Se définit comme un processus d’écriture dans lequel n’interviennent ni la conscience, ni la volonté. Thème du jour: l’eau. De mon inconscient, au votre. Bien cordialement. Interprétation libre.

Il faut dire que la vie n’a pas de sens sans l’eau. L’eau est le fruit de toute source, l’eau nous mène à l’introspection la plus grande la plus forte, la plus vache.

Chaque chose a sa place mais il suffit de tendre vers la sortie pour en apercevoir les tourments.

Chaque chose a sa place dans ce monde, l’eau ruisselle lentement sur mes jambes le long de mon âme comme un miroir sans tain qui nous révèle a nous-même.

Le calme de cette eau qui court et qui chuchote dans la forêt au détour d’un ruisseau fortement concentré en ions négatifs serait la plus grande part de nous finalement.

Qui sait encore où il doit aller et ce qu’il doit faire ? L’eau ne doit rien, elle est simplement, sans détour et sans frivolité, chaque chose en son temps, chaque mouvement imprévu et prévu à la fois comme une douce routine pleine de langueur et de souffre.

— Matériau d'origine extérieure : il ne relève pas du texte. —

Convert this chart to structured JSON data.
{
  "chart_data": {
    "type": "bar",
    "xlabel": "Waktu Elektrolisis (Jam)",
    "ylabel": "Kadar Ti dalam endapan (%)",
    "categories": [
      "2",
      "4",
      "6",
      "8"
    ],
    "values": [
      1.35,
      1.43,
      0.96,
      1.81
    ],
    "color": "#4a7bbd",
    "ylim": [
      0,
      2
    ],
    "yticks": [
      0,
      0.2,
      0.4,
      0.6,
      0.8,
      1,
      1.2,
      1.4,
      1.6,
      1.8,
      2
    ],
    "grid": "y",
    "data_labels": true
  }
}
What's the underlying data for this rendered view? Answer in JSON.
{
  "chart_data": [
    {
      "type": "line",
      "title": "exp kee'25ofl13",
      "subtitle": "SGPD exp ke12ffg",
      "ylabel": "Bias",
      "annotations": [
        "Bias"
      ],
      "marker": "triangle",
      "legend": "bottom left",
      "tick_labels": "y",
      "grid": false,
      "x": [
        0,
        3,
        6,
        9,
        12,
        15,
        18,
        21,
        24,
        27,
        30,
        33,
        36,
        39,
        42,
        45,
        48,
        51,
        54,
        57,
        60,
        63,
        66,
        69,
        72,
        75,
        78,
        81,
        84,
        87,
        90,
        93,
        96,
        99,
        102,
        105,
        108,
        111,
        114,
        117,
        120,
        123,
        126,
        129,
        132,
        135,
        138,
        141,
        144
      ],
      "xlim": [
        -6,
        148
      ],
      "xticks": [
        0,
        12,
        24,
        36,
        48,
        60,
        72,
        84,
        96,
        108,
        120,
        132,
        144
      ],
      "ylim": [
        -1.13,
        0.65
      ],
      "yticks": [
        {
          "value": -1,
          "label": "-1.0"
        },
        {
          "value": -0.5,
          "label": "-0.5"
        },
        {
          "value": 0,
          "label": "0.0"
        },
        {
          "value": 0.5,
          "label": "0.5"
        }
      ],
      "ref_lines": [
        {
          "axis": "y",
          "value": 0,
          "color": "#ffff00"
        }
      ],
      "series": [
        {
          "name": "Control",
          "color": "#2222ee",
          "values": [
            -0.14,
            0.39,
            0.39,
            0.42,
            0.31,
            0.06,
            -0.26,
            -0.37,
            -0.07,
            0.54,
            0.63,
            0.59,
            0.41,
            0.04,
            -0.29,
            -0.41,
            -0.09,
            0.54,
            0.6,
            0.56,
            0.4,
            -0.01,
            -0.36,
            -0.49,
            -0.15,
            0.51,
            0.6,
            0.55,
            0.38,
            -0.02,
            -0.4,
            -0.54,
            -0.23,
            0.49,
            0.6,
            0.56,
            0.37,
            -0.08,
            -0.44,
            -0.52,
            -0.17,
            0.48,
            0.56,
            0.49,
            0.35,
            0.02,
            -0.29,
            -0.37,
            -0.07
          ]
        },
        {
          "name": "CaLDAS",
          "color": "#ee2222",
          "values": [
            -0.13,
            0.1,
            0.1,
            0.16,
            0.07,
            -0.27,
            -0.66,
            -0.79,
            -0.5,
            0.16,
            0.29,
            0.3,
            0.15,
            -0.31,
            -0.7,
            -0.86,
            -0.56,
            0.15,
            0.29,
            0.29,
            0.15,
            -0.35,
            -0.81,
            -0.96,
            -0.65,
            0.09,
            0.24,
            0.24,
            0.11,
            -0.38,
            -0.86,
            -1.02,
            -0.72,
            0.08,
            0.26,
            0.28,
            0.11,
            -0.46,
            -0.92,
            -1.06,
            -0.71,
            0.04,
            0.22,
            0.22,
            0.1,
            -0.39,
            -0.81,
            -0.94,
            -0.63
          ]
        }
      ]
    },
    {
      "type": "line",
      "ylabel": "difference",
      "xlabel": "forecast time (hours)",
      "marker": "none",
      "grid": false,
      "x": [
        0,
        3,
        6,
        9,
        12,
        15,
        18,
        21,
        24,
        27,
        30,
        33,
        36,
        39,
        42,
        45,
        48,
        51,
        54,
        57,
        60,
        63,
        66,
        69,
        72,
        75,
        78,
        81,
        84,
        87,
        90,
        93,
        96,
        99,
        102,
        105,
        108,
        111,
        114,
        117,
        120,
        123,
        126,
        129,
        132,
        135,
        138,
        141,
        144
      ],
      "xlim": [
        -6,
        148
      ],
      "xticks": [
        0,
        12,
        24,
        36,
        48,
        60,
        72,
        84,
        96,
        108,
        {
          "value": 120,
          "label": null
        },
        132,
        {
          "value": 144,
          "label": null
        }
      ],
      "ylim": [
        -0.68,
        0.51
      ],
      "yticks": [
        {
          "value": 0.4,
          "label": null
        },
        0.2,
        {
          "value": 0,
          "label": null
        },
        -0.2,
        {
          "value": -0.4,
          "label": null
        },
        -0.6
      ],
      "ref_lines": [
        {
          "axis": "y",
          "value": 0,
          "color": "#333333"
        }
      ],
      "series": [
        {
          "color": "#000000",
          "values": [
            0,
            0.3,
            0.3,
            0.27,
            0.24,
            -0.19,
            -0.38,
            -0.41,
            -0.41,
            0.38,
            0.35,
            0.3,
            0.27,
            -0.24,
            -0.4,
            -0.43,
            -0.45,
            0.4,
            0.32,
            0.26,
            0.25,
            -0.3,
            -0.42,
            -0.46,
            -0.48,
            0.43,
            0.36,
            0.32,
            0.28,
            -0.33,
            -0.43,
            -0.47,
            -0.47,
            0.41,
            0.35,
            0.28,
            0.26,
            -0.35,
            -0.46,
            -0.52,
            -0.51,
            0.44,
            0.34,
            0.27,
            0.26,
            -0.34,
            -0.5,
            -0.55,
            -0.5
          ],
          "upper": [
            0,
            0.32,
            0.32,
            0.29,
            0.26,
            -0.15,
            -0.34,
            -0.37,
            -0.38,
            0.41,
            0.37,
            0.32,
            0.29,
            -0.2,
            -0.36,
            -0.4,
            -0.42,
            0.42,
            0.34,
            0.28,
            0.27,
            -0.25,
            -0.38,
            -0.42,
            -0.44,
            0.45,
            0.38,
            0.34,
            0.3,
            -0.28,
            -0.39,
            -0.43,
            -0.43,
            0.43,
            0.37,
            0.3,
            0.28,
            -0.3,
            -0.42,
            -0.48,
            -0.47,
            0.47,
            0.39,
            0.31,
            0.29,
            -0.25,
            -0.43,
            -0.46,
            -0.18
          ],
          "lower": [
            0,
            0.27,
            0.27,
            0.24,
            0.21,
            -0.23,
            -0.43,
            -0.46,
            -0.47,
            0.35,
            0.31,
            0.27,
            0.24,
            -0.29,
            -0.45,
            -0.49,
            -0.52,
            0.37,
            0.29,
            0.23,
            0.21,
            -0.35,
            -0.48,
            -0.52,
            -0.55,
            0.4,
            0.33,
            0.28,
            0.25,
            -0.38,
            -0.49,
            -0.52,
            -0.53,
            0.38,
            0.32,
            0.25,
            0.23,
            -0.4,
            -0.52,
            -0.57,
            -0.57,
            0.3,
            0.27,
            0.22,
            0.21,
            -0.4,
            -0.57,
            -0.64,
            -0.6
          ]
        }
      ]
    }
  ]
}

Il est vrai que la vie coule simplement mais elle ne sait vraiment où aller lorsque l’eau vient à manquer.

Source d’inspiration sans fin cette eau nous pousse à nous découvrir nous-même comme des enfants qui jouent au bord d’une piscine ou d’un lac.

Je vois venir le temps où la vie ne serait plus que l’eau, sous toutes ses formes étranges qui ondulent comme des oiseaux qui suivent leurs vols allègrement.

Je suis l’eau et vous êtes l’eau. Comme un chemin sinueux, nous empruntons la vie bras dessus bras dessous avec le reste des molécules d’eau qui composent la vie. Chacun d’entre nous va la où il doit aller et court simplement sans fin et sans but, comme la vie est sensée fonctionner. Que chacun de nous me dise si il est clair avec cela ? Comme de l’eau claire qui s’immisce entre les pierres comme autant d’obstacles que l’on affronte ou que l’on évite.

Et si la vie n’était que ça, qu’un simple chemin aqueux, parfois boueux nous entrainant exactement la où nous devions aller et avec la simplicité de l’eau qui dort ?

Chaque recoin de ce paradis nous tend les bras comme la limpide brutalité de l’eau qui se fiche bien des conséquences et qui s’écoule avec ce doux bruit au milieu des cailloux et de la végétation.

Source de vie, naissance d’un figuier et alors la suite de chemin est emprunté sans problème et aisément

Que dois-je faire ? Suivre le cours de l’eau tout simplement.